Sunday, April 15, 2007

Cooking Pulled Pork

I cooked two pork butts yesterday and documented the cooking times and cooking temperatures. From studying the graph I found it interesting how long it took the pork butts to start heating up.

Some contest cooks prefer to allow the meat to set out at room temperature for a period of time to allow the meat to warm up. The theory is that allowing the meat to reach room temperature before cooking allows the spice rub to penetrate deeper into the meat. Although it might be true, I do not subscribe to that process and caution you against using that technique. Allowing meat to "set out" like that opens up the possibility for contamination and spoilage. Remember: Meat should spend no more than 4 hours in the "danger zone" (above 40 degrees and under 140 degrees).

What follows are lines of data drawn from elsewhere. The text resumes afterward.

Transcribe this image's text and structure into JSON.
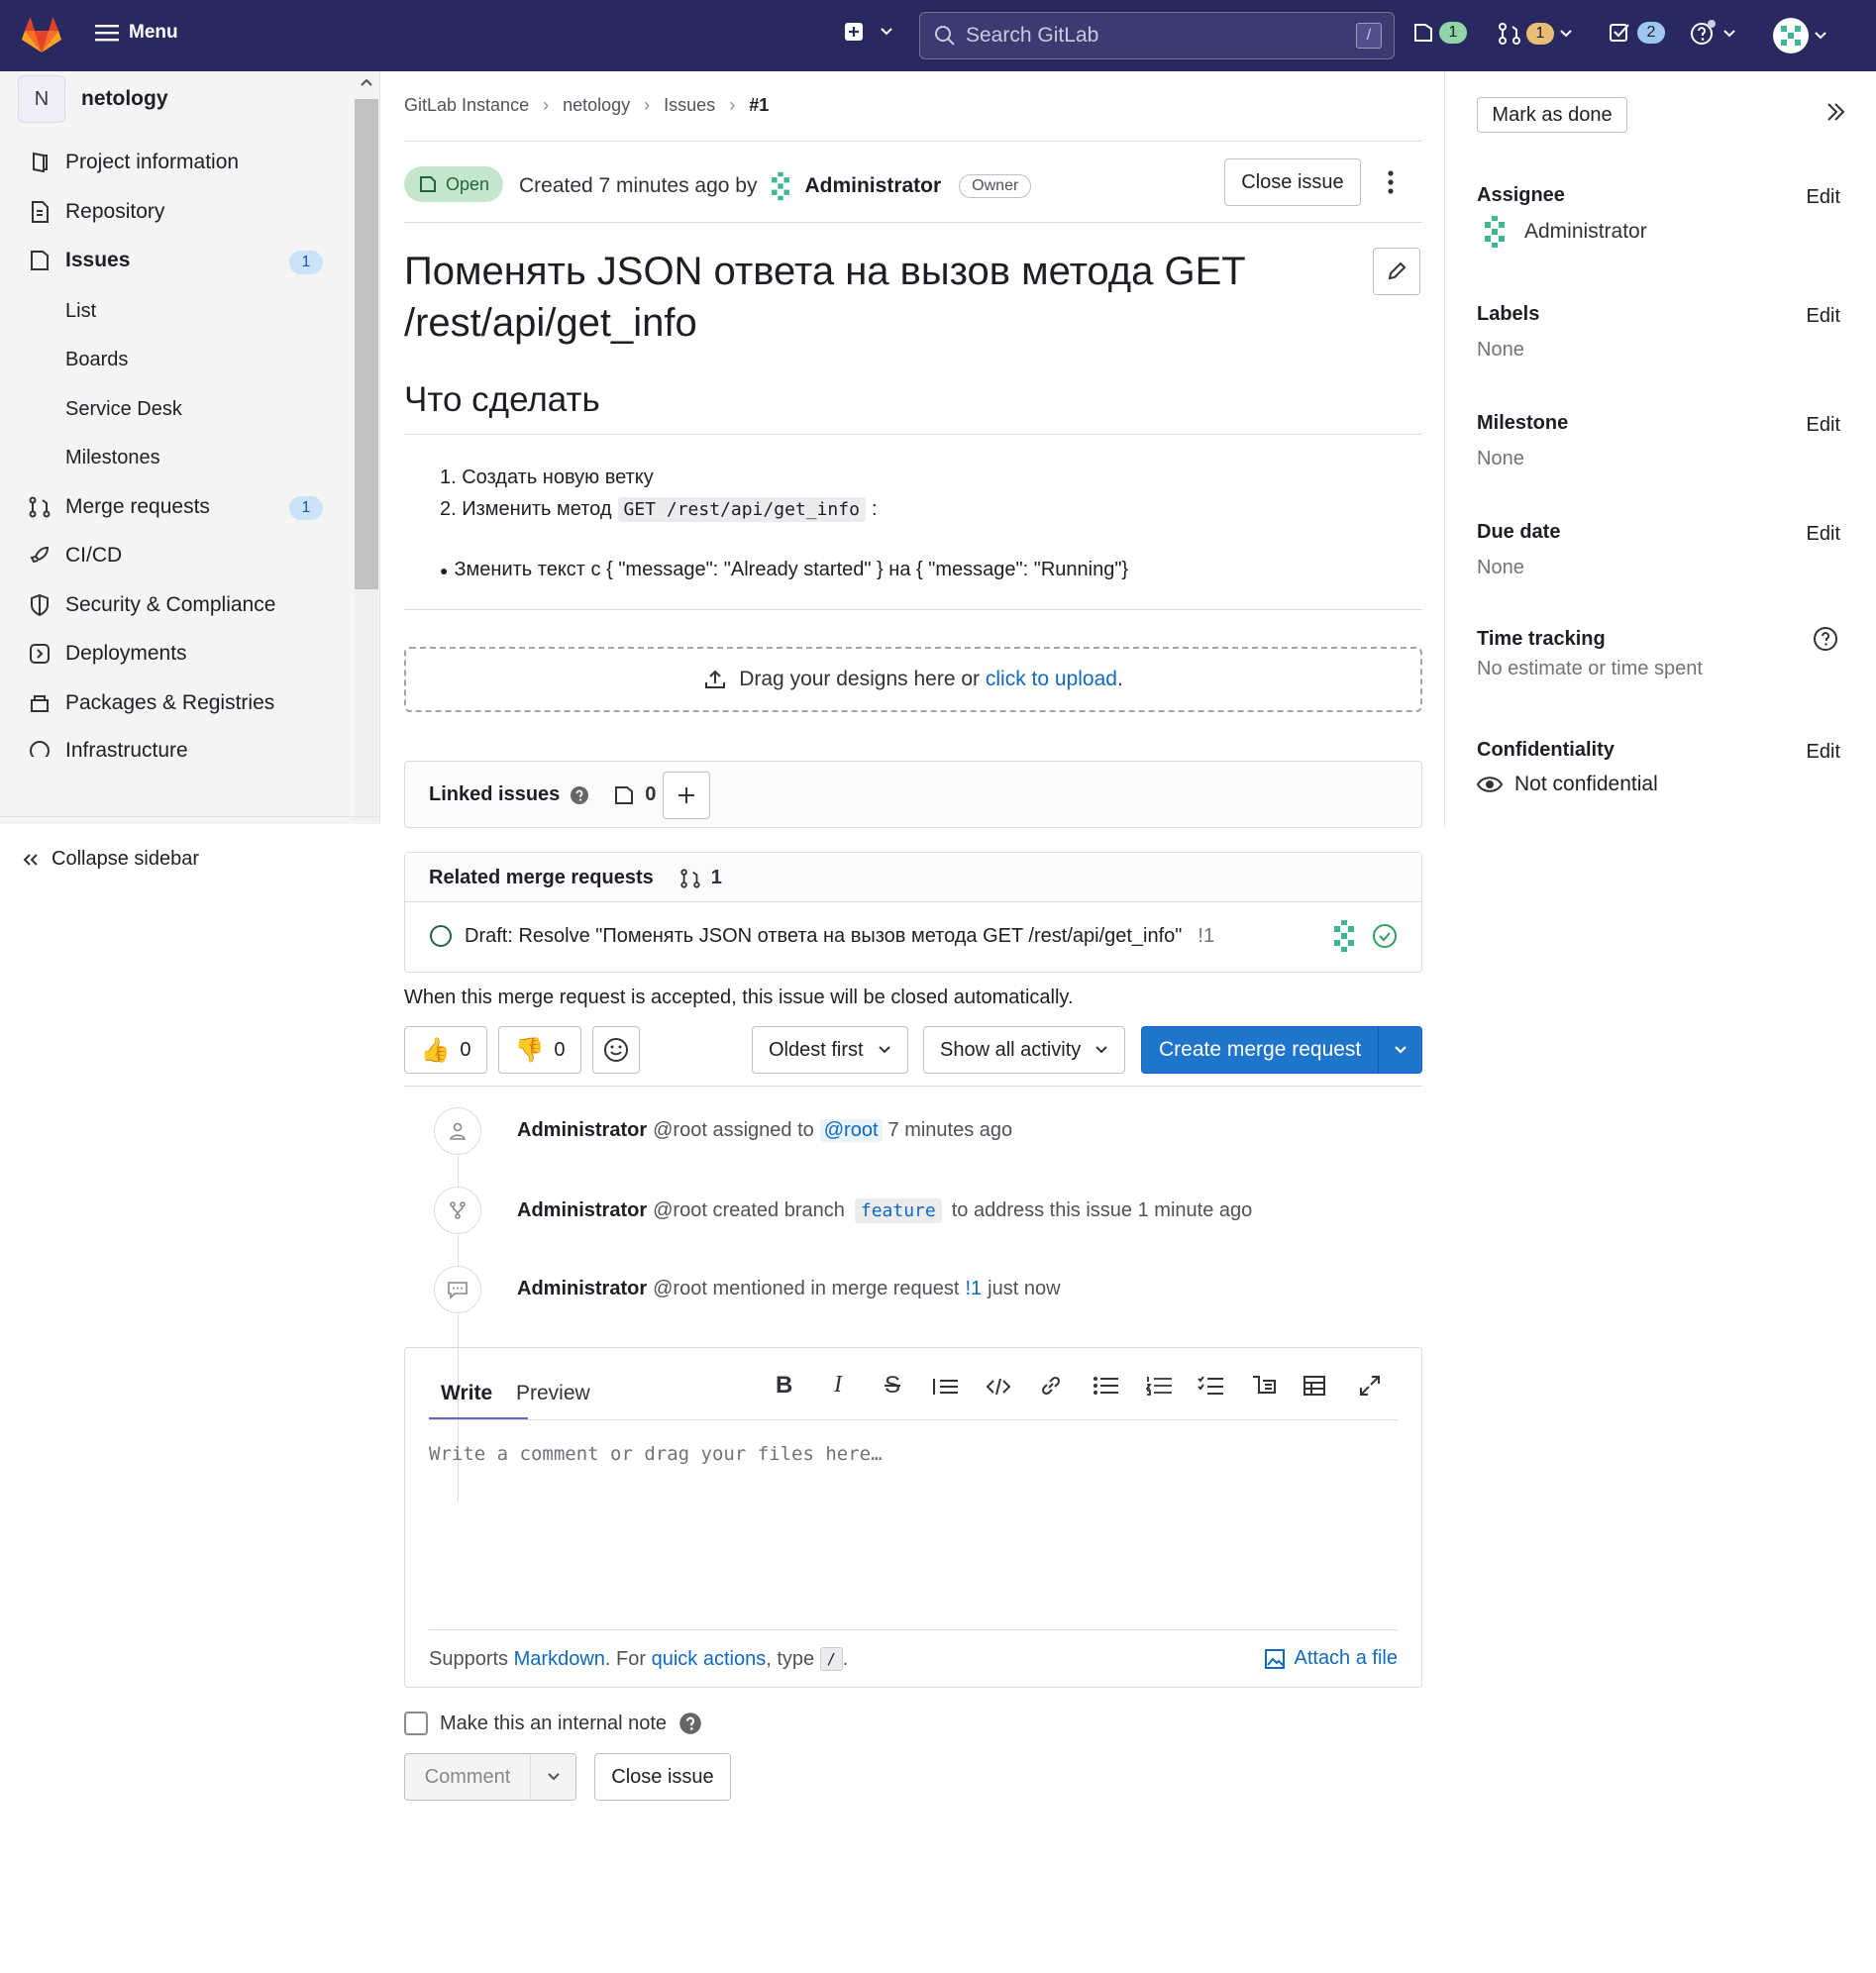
{
  "topbar": {
    "menu_label": "Menu",
    "search_placeholder": "Search GitLab",
    "search_shortcut": "/",
    "issues_count": "1",
    "mr_count": "1",
    "todos_count": "2"
  },
  "sidebar": {
    "project_initial": "N",
    "project_name": "netology",
    "items": [
      {
        "label": "Project information"
      },
      {
        "label": "Repository"
      },
      {
        "label": "Issues",
        "badge": "1"
      },
      {
        "label": "List"
      },
      {
        "label": "Boards"
      },
      {
        "label": "Service Desk"
      },
      {
        "label": "Milestones"
      },
      {
        "label": "Merge requests",
        "badge": "1"
      },
      {
        "label": "CI/CD"
      },
      {
        "label": "Security & Compliance"
      },
      {
        "label": "Deployments"
      },
      {
        "label": "Packages & Registries"
      },
      {
        "label": "Infrastructure"
      }
    ],
    "collapse_label": "Collapse sidebar"
  },
  "breadcrumb": [
    "GitLab Instance",
    "netology",
    "Issues",
    "#1"
  ],
  "issue": {
    "status": "Open",
    "created_prefix": "Created 7 minutes ago by",
    "author": "Administrator",
    "author_role": "Owner",
    "close_button": "Close issue",
    "title": "Поменять JSON ответа на вызов метода GET /rest/api/get_info",
    "heading": "Что сделать",
    "list_1": "1. Создать новую ветку",
    "list_2_prefix": "2. Изменить метод",
    "list_2_code": "GET /rest/api/get_info",
    "list_2_suffix": ":",
    "bullet": "Зменить текст с { \"message\": \"Already started\" } на { \"message\": \"Running\"}"
  },
  "designs": {
    "text": "Drag your designs here or",
    "link": "click to upload",
    "suffix": "."
  },
  "linked_issues": {
    "label": "Linked issues",
    "count": "0"
  },
  "related_mrs": {
    "label": "Related merge requests",
    "count": "1",
    "item_title": "Draft: Resolve \"Поменять JSON ответа на вызов метода GET /rest/api/get_info\"",
    "item_ref": "!1",
    "note": "When this merge request is accepted, this issue will be closed automatically."
  },
  "actions": {
    "thumbs_up": "0",
    "thumbs_down": "0",
    "sort": "Oldest first",
    "filter": "Show all activity",
    "create_mr": "Create merge request"
  },
  "activity": [
    {
      "author": "Administrator",
      "text": "@root assigned to",
      "mention": "@root",
      "time": "7 minutes ago"
    },
    {
      "author": "Administrator",
      "text": "@root created branch",
      "branch": "feature",
      "text2": "to address this issue 1 minute ago"
    },
    {
      "author": "Administrator",
      "text": "@root mentioned in merge request",
      "ref": "!1",
      "time": "just now"
    }
  ],
  "editor": {
    "tab_write": "Write",
    "tab_preview": "Preview",
    "placeholder": "Write a comment or drag your files here…",
    "supports": "Supports",
    "markdown": "Markdown",
    "for": ". For",
    "quick_actions": "quick actions",
    "type": ", type",
    "slash": "/",
    "dot": ".",
    "attach": "Attach a file"
  },
  "internal_note": "Make this an internal note",
  "comment_button": "Comment",
  "close_button_bottom": "Close issue",
  "right_sidebar": {
    "mark_done": "Mark as done",
    "assignee_label": "Assignee",
    "assignee_value": "Administrator",
    "labels_label": "Labels",
    "labels_value": "None",
    "milestone_label": "Milestone",
    "milestone_value": "None",
    "due_label": "Due date",
    "due_value": "None",
    "time_label": "Time tracking",
    "time_value": "No estimate or time spent",
    "conf_label": "Confidentiality",
    "conf_value": "Not confidential",
    "edit": "Edit"
  },
  "colors": {
    "navbar": "#292961",
    "primary": "#1f75cb",
    "open_badge": "#c3e6cd",
    "link": "#1068bf"
  }
}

I removed the butts directly from the refrigerator at a temperature just above freezing and placed them on the cooker immediately . The cooker did not start to pull the cold out of the meat until the cooker temperature began to reach 200 degrees.

I've concluded that cold meat actually helps aid in the formation of a smoke ring. I believe that the slower you warm up the meat in the cooker once the "smoking process" starts, the better the resulting smoke ring. I think the smoke ring is more pronouced and more visible when using this technique versus the "room temperature" strategy.

Competition BBQ Secrets


Chris said...

Neat blog. I just happened to find it looking for some fire bricks to line the fire box of my Brinkmans SNP (no snickering :)

I found your graph interesting but have a question about putting the meat in cold. Doesn't that promote the formation of creosote when the hot smoke hits the cold meat? That's what I've always heard but never tried otherwise.

The BBQ Guy said...

Thanks for stopping by the bbq blog.

I've really not noticed any problems with creosote formation, but I put the larger cuts of meat like pork butts and brisket in the smoker before the cooker gets fully hot. I usually put the meat in when the cooker is just past 150 degrees or so.

We've had some pretty good success in bbq competitions doing it this way.